Contemplative prayer is a practice derived from Eastern mysticism. More and more Christians are turning to Mysticism.
The desert fathers (Roman Catholic monks) are the fathers of contemplative prayer in the west.
Mantra meditation is the basis for contemplative prayer.
Francis Schaefer defines Mysticism as nothing more than a faith contrary to rationality, deprived of content and incapable of communication. You can bear witness to it but you cannot discuss it."
Mystics claim that God cannot be defined by systems of doctrine. They maintain that western rationalism has crushed the knowledge of God and that we must return to a more intuitively (non-biblically) received knowledge.
The New mystics maintain that all religions should immerse themselves in the myths of their tradition because there is power in the "collective unconscious"
For the New Mystics, the use of biblical language bears no resemblance to the faith taught in the Bible.

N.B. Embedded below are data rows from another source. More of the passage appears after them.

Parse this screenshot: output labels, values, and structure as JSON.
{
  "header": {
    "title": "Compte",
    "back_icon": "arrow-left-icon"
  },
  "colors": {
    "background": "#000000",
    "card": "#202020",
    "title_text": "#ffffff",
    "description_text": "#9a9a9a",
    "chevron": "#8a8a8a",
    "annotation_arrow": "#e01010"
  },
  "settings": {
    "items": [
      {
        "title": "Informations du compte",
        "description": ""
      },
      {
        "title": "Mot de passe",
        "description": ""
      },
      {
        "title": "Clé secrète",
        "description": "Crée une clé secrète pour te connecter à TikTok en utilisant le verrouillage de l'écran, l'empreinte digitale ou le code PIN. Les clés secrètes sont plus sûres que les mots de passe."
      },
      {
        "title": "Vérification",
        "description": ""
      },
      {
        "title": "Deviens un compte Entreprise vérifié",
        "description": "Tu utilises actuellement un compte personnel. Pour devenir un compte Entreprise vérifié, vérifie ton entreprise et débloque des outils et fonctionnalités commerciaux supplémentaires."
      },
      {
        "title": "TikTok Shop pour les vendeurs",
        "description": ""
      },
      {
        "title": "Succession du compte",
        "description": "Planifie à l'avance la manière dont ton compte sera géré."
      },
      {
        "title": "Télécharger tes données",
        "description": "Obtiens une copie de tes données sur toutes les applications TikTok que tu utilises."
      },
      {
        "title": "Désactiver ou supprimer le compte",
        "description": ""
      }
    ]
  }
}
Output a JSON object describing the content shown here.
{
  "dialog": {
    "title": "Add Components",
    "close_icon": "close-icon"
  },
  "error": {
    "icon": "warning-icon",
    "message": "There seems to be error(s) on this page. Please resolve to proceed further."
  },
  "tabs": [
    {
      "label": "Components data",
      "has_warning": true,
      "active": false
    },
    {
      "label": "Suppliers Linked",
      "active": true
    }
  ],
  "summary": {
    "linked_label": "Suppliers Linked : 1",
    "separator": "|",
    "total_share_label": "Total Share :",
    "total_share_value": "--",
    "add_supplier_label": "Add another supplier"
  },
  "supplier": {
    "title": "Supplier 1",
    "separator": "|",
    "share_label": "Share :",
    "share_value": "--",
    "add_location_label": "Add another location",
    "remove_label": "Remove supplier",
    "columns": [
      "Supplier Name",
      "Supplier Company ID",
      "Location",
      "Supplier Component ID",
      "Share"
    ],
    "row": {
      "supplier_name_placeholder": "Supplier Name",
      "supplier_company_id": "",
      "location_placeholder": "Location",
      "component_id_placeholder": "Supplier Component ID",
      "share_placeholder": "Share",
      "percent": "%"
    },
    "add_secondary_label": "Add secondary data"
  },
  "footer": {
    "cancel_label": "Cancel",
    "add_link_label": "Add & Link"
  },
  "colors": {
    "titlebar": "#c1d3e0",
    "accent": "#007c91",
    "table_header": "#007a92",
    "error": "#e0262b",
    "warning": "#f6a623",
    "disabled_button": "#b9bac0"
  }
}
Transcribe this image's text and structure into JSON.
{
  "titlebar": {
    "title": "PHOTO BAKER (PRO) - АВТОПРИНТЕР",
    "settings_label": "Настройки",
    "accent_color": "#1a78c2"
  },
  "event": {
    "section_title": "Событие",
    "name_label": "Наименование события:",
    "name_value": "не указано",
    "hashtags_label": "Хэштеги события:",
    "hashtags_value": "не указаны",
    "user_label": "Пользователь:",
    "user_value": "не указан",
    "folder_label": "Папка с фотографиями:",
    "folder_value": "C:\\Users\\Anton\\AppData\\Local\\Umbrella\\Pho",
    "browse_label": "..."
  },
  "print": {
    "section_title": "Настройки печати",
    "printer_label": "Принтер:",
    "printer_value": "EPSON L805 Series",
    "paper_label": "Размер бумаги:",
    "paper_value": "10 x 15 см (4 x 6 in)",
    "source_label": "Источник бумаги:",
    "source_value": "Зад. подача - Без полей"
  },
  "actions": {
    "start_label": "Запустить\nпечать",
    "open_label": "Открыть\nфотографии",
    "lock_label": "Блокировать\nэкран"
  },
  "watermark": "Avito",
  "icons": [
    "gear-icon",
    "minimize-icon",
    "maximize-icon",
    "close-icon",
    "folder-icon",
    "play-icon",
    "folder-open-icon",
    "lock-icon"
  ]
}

For example, the call to salvation is actually a call to a transformation of consciousness to be psychologically awakened to the unity and oneness of all creation.
Contemplative Spirituality Promotes Universalism and emphasizes ecumenism
Those who embrace contemplative spirituality eventually graduate to ecumenism which deepens over time to an extreme ecumenism which includes non-Christian religions and all "faith groups." The gospel of Scripture is ultimately rejected and a view that all are saved (universalism) is adopted.
The New Mystics frequently use the phrase "unconditional love" to express universality.
Thomas Merton (popular among protestants) a roman catholic contemplative author, says one can work within the Christian traditions but view universalism as the broader truth
Brennan Manning (popular contemplative author) in his Ragamuffin Gospel teaches that the life, death, and resurrection of Christ mean that all are redeemed. I. E. no one needs to get saved—all are already saved because of what Christ did.
Brennan Manning understands the deeper issues of contemplative spirituality. He writes: It is important to realize that when contemplatives speak of knowing God as your Father/Abba, they are not referring to regeneration. They are referring to achieving a level of intimacy with God, "intimacy with Abba." They view all people as heaven bound. The issue for them is becoming a mystic whose experience of God transforms the life and hence the world. Their ultimate aim is to usher in a new world.
Manning's attitude toward the Bible: “I am deeply distressed by what I only can call in our Christian culture the idolatry of the Scriptures. For many Christians, the Bible is not a pointer to God but God himself. In a word-bibliolatry. … I develop a nasty rash around people who speak as if mere scrutiny of its pages will reveal precisely how God thinks and precisely what God wants (pp. 188-89).